NBC may be calling its soon-to-debut show “The Playboy Club” “a provocative new series about a time and place that challenged the social mores,” but activist Gloria Steinem -- the face of the women's movement for more than four decades -- is challenging the network.
Steinem, 77, went undercover as a Playboy Bunny in New York in 1963 to write a now-legendary piece for Show magazine exposing the less-than-glamorous working conditions for Bunnies. She recently said she hopes viewers will boycott the NBC show, which she doubts will depict Hugh Hefner’s swinging ‘60s-era Chicago club accurately.
“I can't imagine the show will be anything like the real Playboy clubs,” Steinem told Showtracker. “Hefner is always trying to make himself and the clubs seem glamorous instead of tacky.”

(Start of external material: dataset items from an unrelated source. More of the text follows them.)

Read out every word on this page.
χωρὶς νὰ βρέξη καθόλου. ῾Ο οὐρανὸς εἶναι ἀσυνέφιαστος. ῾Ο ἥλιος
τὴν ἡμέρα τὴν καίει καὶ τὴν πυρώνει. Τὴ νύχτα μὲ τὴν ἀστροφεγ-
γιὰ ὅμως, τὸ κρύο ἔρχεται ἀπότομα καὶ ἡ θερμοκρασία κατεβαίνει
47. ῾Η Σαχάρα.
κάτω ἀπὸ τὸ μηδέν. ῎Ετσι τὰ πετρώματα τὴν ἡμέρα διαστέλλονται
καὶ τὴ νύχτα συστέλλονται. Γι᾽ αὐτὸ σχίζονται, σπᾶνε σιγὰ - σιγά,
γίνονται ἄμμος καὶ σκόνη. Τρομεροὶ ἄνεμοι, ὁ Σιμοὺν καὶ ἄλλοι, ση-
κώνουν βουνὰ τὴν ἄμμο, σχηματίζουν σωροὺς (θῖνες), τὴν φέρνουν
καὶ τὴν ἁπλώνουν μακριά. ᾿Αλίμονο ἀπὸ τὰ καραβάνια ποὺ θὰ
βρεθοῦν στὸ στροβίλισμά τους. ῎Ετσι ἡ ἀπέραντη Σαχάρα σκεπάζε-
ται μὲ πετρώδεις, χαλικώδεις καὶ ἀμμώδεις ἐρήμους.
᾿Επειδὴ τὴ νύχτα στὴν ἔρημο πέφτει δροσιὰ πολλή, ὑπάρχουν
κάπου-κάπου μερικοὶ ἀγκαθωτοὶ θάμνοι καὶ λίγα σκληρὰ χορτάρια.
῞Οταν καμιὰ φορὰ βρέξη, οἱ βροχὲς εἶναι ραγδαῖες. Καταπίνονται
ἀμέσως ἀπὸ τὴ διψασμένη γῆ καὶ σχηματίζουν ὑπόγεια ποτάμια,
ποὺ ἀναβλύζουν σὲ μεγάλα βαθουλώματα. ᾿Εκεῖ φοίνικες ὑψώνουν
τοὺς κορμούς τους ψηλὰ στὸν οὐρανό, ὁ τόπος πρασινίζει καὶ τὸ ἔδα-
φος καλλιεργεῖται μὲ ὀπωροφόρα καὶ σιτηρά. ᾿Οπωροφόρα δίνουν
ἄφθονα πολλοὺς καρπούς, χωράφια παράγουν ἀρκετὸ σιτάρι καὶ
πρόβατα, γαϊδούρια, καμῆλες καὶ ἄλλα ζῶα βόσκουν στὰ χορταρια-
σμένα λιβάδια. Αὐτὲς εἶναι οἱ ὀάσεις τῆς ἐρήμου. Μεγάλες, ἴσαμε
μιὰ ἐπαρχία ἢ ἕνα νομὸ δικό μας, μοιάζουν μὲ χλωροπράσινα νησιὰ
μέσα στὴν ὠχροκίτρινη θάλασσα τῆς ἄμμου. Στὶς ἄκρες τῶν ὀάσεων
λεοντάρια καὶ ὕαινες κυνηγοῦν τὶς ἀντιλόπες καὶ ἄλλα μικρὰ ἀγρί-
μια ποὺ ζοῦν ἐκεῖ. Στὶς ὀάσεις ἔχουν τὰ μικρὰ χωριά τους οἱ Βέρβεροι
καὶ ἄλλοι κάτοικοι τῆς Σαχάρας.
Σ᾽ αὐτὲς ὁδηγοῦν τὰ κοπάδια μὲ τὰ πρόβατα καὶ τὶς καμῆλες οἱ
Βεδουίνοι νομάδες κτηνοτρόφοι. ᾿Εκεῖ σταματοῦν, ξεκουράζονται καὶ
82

Steinem says that back in 1963, she deeply regretted having done the Bunny expose because she wasn’t taken as seriously as a writer after the piece saw print.
“It was a big career error of gigantic proportions,” she says. “I was just beginning to get serious assignments at Show and Esquire ... and once I did the Bunny piece, the assignments that came in were like, ‘Oh, you could sit in a beauty salon or pretend to be a hooker,’” she says.
“But then feminism sort of arrived and made me understand it was a good thing to do. Because those women had terrible working conditions.”
"The Playboy Club" debuts in September, at which point the network invites viewers to “step inside the seductive world of the Bunny, the epitome of beauty and service, and rub shoulders with the decade's biggest mobsters, politicos and entertainers.”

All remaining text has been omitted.